Myth: Child molesters spontaneously attack when they see a vulnerable potential victim.
Fact: Many child molesters and pedophiles spend years positioning themselves into a place of authority and trust within the community, and can spend a long time "grooming" one child.

Grooming is aimed at an intended child and the offenders behave in ways to gain a parent's trust, often ingratiating themselves with the victim's family or guardian. They often select their potential victims carefully, targeting children who are seeking adult attention. Often there is a period before the offender engages in any inappropriate behavior and during this time, the potential offender exhibits interest in and spends time with the child (Lanning, Kenneth 2010).

Myth: The majority of sex crimes are reported.
Fact: Most sex crimes are not reported and, therefore, are not prosecuted.

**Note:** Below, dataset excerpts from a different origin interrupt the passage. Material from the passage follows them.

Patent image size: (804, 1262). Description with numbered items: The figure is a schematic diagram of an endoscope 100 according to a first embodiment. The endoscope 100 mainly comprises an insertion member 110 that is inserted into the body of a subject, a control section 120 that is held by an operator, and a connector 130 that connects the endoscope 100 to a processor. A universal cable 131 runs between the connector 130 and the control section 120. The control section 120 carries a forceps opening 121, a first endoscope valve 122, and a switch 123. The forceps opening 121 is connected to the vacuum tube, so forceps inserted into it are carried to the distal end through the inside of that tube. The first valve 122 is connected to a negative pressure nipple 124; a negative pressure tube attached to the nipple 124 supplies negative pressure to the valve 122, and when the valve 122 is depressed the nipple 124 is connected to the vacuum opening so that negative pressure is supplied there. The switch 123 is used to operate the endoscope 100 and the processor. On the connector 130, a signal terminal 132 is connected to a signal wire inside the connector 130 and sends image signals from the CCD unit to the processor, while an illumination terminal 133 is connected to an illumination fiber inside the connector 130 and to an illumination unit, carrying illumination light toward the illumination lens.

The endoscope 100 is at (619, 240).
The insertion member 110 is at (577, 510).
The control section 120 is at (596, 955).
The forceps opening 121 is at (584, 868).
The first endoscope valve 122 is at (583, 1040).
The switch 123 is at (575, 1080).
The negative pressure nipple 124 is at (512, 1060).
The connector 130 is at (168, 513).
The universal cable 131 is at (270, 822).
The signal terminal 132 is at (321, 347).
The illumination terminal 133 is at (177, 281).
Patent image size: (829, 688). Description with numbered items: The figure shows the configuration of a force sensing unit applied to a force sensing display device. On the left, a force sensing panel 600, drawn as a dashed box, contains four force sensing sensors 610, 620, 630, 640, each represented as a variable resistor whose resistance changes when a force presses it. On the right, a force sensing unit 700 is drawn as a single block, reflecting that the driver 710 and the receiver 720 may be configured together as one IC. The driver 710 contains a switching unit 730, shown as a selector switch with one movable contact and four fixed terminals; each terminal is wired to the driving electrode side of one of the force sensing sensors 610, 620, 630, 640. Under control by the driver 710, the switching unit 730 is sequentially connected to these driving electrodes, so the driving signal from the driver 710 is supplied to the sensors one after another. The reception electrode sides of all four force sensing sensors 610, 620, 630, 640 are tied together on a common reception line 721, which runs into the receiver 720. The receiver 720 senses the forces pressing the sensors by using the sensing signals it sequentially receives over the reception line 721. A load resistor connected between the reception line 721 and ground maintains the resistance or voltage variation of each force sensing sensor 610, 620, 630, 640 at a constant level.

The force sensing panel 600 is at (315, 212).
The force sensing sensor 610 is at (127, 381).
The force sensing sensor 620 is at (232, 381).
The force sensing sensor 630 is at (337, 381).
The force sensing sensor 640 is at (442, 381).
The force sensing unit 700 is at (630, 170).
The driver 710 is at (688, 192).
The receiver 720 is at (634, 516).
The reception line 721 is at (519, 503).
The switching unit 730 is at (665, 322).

  • Research indicates that sexual assault is one of the most underreported crimes. Approximately only 30 percent of rapes were reported to police (DOJ 2005 National Crime Victimization Study).
  • According to the Bureau of Justice Statistics' 2006 report on the National Crime Victimization Survey, rapes and sexual assaults of victims age 12 and older were reported to police in 38 percent of cases. This varies by the relationship to the offender, with 56 percent of offenses involving strangers being reported, and only 28 percent of non-strangers being reported.
Victim Age Percent Reporting the Assault to Police
12-19 33%
20-34 30%
35-49 62%
50-64 37%
  • Eleven percent of child rape victims reported the crime, though not necessarily to the police (Smith, Letourneau, Saunders, Kilpatrick, Resnick & Best, 2000); between 2 and 8 percent of incest victims report sexual offenses (U.S. Department of Justice, 2003).
  • Although 50 percent of violent crime victims over the age of 12 contact police, only 36 percent of sexual assault victims over the age of 12 report the crime to authorities (Bureau of Justice Statistics, 2005).
  • Studies using the polygraph ("lie detector”) test have found that sex offenders have often committed sex crimes that went undisclosed and were never reported to police or child protective agencies (Ahlmeyer, Heil, McKee, & English, 2000; English, Jones, Pasini-Hill, & Cooley-Towell, 2000).